The relationship between the United States and China has never been easy. Although the two countries viewed each other as threats during the Cold War, attitudes flipped quickly after the establishment of diplomatic relations. From 1979 until roughly 2016, China and the United States saw their co-evolution as mutually beneficial. Now, however, Beijing and Washington view each other with profound distrust and both sides are planning for conflict even as they say they hope to avoid it.

China scholar Robert Daly traces China’s 21st-century drive for wealth, power, and status to beliefs, geographic influences, and social and cultural practices rooted in its earliest dynasties.

10 to 11:15 a.m.  Pangu’s Bones: How Geography Shaped Chinese Culture

How did China’s location at the southeast corner of Eurasia shape its agro-bureaucratic state? How did cycles of stability and disaster give rise to folk culture and Confucian thinking? How did one of the world’s most dynamic and diverse regions produce the myth of an eternal, unchanging China?
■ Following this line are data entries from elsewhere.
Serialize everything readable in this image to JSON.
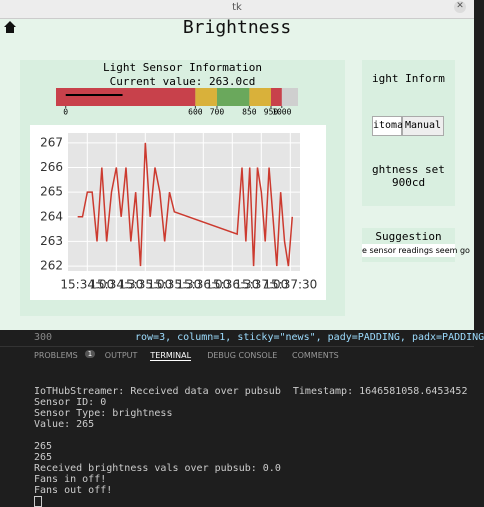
{
  "window": {
    "title": "tk"
  },
  "header": {
    "title": "Brightness"
  },
  "sensor_panel": {
    "title": "Light Sensor Information",
    "current": "Current value: 263.0cd",
    "gauge": {
      "value": 263.0,
      "lim": [
        -45,
        1075
      ],
      "ticks": [
        0,
        600,
        700,
        850,
        950,
        1000
      ],
      "bands": [
        {
          "from": -45,
          "to": 600,
          "color": "#c8414b"
        },
        {
          "from": 600,
          "to": 700,
          "color": "#d9b13a"
        },
        {
          "from": 700,
          "to": 850,
          "color": "#6aa85c"
        },
        {
          "from": 850,
          "to": 950,
          "color": "#d9b13a"
        },
        {
          "from": 950,
          "to": 1000,
          "color": "#c8414b"
        }
      ]
    }
  },
  "chart": {
    "type": "line",
    "color": "#cc3a2f",
    "x": [
      "15:33:50",
      "15:33:55",
      "15:34:00",
      "15:34:05",
      "15:34:10",
      "15:34:15",
      "15:34:20",
      "15:34:25",
      "15:34:30",
      "15:34:35",
      "15:34:40",
      "15:34:45",
      "15:34:50",
      "15:34:55",
      "15:35:00",
      "15:35:05",
      "15:35:10",
      "15:35:15",
      "15:35:20",
      "15:35:25",
      "15:35:30",
      "15:36:35",
      "15:36:40",
      "15:36:44",
      "15:36:48",
      "15:36:52",
      "15:36:56",
      "15:37:00",
      "15:37:04",
      "15:37:08",
      "15:37:12",
      "15:37:16",
      "15:37:20",
      "15:37:24",
      "15:37:28",
      "15:37:32"
    ],
    "values": [
      264,
      264,
      265,
      265,
      263,
      266,
      263,
      265,
      266,
      264,
      266,
      263,
      265,
      262,
      267,
      264,
      266,
      265,
      263,
      265,
      264.2,
      263.3,
      266,
      263,
      266,
      262,
      266,
      265,
      263,
      266,
      264,
      262,
      265,
      263,
      262,
      264
    ],
    "xlim": [
      "15:33:40",
      "15:37:40"
    ],
    "ylim": [
      261.8,
      267.4
    ],
    "yticks": [
      262,
      263,
      264,
      265,
      266,
      267
    ],
    "xticks": [
      "15:34:00",
      "15:34:30",
      "15:35:00",
      "15:35:30",
      "15:36:00",
      "15:36:30",
      "15:37:00",
      "15:37:30"
    ]
  },
  "side_panel": {
    "title": "ight Inform",
    "buttons": [
      "itoma",
      "Manual"
    ],
    "set_label": "ghtness set",
    "set_value": "900cd"
  },
  "suggestion": {
    "title": "Suggestion",
    "text": "e sensor readings seem go"
  },
  "editor": {
    "line_number": "300",
    "code": "row=3, column=1, sticky=\"news\", pady=PADDING, padx=PADDING"
  },
  "tabs": [
    {
      "label": "PROBLEMS",
      "badge": "1"
    },
    {
      "label": "OUTPUT"
    },
    {
      "label": "TERMINAL"
    },
    {
      "label": "DEBUG CONSOLE"
    },
    {
      "label": "COMMENTS"
    }
  ],
  "terminal": {
    "lines": [
      "IoTHubStreamer: Received data over pubsub  Timestamp: 1646581058.6453452",
      "Sensor ID: 0",
      "Sensor Type: brightness",
      "Value: 265",
      "",
      "265",
      "265",
      "Received brightness vals over pubsub: 0.0",
      "Fans in off!",
      "Fans out off!"
    ]
  }
}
11:30 a.m. to 12:45 p.m.  The Struggle for Harmony: Qi and Chinese Attitudes Toward Nature

An introduction to Chinese cosmology, with a focus on Taoism; the action of Qi in architecture, poetry, painting, calligraphy, food, and medicine; and the pursuit of harmony and fear of chaos in Chinese tradition.

12:45 to 1:15 p.m.  Break

1:15 to 2:30 p.m.  Culture, Technology, Wealth, and Power

Prior to the Industrial Revolution, China’s relative social stability and cultural cohesion made it one of the world’s most innovative nations. In the 19th century, China was shocked to discover that its technology was inferior to that of the West and Japan, and that this weakness made it vulnerable. Now, China is again a manufacturing and technological powerhouse.

2:45 to 4 p.m.  Three Ways to Look at China

When we speak of “China,” we refer to one-fifth of humankind, to a history and culture, and to a nation-state. Distinguishing among these distinct meanings is difficult, but it must be attempted, says Daly, if Americans are to analyze China accurately and avoid war.

Daly is the director of the Kissinger Institute on China and the United States at the Woodrow Wilson Center in Washington, D.C.